Serious adverse reactions were reported in 68% of decitabine/cedazuridine recipients, with febrile neutropenia (30%), pneumonia (14%) and sepsis (13%) among the most common (incidence > 5%) serious adverse reactions [11]. Fatal adverse reactions occurred in 6% of patients, including sepsis (1%), septic shock (1%), pneumonia (1%), respiratory failure (1%), and cerebral haemorrhage and sudden death (one case each). Adverse reactions resulted in permanent discontinuation of treatment in 5% of patients receiving decitabine/cedazuridine, with the most common reasons for treatment discontinuation being febrile neutropenia (1%) and pneumonia (1%). Of the patients receiving decitabine/cedazuridine, 41% required dose interruptions because of adverse reactions, with neutropenia (18%), febrile neutropenia (8%), thrombocytopenia (6%) and anaemia (5%) among the most common reasons. Dose reductions due to adverse reactions occurred in 19% of patients who received decitabine/cedazuridine, with the most common (incidence > 2%) reasons including neutropenia (12%), anaemia (3%) and thrombocytopenia (3%) [11].

IV decitabine has been associated with differentiation syndrome and interstitial lung disease during post-marketing experience [11].

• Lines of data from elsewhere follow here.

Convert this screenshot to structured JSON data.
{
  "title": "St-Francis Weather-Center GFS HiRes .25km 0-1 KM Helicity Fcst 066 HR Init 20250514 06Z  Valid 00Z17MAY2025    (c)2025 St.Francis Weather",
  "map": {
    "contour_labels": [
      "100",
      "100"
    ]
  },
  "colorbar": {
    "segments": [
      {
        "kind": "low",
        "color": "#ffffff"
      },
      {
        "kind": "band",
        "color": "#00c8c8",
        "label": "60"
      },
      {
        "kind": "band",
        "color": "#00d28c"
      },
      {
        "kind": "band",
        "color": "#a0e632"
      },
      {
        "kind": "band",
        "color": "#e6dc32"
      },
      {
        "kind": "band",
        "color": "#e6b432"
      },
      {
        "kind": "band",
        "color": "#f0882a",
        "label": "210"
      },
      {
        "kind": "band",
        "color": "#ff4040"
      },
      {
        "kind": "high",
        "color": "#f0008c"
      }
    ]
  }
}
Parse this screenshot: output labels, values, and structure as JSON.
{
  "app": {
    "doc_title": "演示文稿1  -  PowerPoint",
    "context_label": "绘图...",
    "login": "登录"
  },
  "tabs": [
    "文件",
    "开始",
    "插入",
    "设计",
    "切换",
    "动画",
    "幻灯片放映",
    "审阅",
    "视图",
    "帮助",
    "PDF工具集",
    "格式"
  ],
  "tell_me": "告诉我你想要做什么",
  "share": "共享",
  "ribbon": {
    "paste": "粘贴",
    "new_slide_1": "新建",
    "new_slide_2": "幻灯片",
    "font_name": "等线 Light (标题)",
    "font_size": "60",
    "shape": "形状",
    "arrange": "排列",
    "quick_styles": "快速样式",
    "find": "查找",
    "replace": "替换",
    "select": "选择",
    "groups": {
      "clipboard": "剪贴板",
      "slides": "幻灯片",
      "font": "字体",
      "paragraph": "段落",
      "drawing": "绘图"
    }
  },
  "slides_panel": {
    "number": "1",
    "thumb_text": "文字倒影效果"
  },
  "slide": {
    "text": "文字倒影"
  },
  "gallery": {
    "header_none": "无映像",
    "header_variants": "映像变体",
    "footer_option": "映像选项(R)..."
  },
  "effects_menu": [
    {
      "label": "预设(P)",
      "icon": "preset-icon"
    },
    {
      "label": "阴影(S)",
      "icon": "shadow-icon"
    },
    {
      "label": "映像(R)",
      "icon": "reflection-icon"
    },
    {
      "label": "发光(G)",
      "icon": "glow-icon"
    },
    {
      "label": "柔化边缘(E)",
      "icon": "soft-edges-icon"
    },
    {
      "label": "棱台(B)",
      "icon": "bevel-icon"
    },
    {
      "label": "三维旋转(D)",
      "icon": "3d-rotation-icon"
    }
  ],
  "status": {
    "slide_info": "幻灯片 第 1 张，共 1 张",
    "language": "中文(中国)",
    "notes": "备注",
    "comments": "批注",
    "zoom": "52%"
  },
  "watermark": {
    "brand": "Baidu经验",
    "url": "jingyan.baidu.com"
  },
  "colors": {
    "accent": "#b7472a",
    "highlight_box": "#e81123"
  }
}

2.5 Ongoing Clinical Trials

In addition to the ongoing phase 3 study in patients with MDS or CMML (NCT03306264), which has been expanded to include an AML arm in the EU, a phase 2 extension study is enrolling patients who participated in previous decitabine/cedazuridine trials. The study will assess the safety of decitabine/cedazuridine and the survival status of patients receiving the combination longer term. Also recruiting patients is an open-label, multicentre phase 1/2 study (NCT03502668) that will assess the safety, pharmacodynamics and pharmacokinetics of, and hematologic responses with, various low doses and schedules of decitabine/cedazuridine in subjects with IPSS low-risk or intermediate-1 MDS. The study plans to enrol ≈ 160 patients. The primary outcomes of the study will be the incidence of drug-related grade ≥ 3 adverse events or dose-limiting toxicities (if any) for each cohort dose/schedule (phase 1) and haematological responses in each cohort (phase 2).

3 Current Status

On 7 July 2020, decitabine/cedazuridine received its first approval in the USA [9] and Canada [10] for the treatment of MDS and CMML. In the USA, it is indicated for use in adults with MDS and CMML, including previously treated and untreated, de novo and secondary MDS/CMML with the following French–American–British subtypes (refractory anaemia, refractory anaemia with ringed sideroblasts, refractory anaemia with excess blasts, and CMML) and intermediate-1, intermediate-2 and high-risk IPSS groups [11].